Methods: The TriNetX Research Network was queried to identify adult patients who underwent multi-level (3 to 12 levels) posterior spinal instrumentation with preoperative diagnoses of lumbar spinal stenosis or spondylolisthesis. The study cohort was divided into two groups: the first group included patients with preoperative serum albumin levels below 3.5 g/dL and a body mass index (BMI) under 30 kg/m^2, while the comparison group comprised patients with a BMI of 30 kg/m^2 or higher and serum albumin levels of 3.5 g/dL or higher. Additional subgroup analysis focused on patients with a BMI of 40 kg/m^2 or greater and an albumin level of 3.5 g/dL or higher. Propensity score matching was applied to control for potential confounders. Postoperative wound dehiscence, surgical site infection (SSI), and the need for a return to the operating room were identified using corresponding procedural and diagnostic codes within 90 days of the index surgery.

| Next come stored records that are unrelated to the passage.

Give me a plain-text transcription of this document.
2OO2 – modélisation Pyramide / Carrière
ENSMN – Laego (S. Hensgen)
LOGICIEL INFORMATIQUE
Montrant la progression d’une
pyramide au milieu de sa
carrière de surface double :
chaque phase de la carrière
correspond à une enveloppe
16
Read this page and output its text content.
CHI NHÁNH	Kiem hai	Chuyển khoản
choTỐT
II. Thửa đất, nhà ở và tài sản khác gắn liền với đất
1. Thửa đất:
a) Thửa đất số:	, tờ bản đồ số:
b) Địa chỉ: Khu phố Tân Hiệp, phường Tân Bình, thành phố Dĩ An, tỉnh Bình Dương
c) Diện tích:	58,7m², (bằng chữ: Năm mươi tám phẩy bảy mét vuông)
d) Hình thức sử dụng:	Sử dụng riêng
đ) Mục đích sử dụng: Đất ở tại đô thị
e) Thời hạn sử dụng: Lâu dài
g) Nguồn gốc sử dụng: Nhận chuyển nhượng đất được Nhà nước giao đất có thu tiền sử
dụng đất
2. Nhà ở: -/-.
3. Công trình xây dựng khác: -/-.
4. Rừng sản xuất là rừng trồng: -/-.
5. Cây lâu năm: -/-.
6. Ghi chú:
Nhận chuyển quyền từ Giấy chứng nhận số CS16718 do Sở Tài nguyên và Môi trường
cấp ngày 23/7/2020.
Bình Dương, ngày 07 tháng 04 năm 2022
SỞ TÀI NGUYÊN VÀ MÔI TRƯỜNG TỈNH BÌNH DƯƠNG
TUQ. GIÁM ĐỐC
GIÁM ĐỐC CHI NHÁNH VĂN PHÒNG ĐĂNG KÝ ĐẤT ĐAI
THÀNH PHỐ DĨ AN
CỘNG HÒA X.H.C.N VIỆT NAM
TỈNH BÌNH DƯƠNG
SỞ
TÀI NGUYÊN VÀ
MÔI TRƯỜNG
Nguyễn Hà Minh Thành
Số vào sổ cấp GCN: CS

Results: A total of 6,857 patients met the inclusion criteria, with 1,418 in the malnutrition group and 5,439 in the obesity group. After propensity score matching, malnourished patients demonstrated higher odds of developing SSI or wound dehiscence compared to obese and morbidly obese patients (OR = 1.251 and OR = 1.027, respectively), though these findings were not statistically significant. Additionally, malnourished patients showed significantly higher odds of requiring reoperation within 90 days compared to both obese and morbidly obese patients (OR = 1.803 and OR = 1.686, respectively).
Conclusion : This large-scale retrospective analysis, utilizing propensity score matching, indicates that patients with malnutrition, defined by hypoalbuminemia ( < 3.5 g/dL), have comparable odds of developing SSI and wound dehiscence and higher odds of requiring reoperation compared to patients with obesity or morbid obesity following multi-level posterior lumbar spinal instrumentation. These findings highlight the elevated risk profiles of malnourished patients relative to obese patient populations in multi-level spinal surgery outcomes.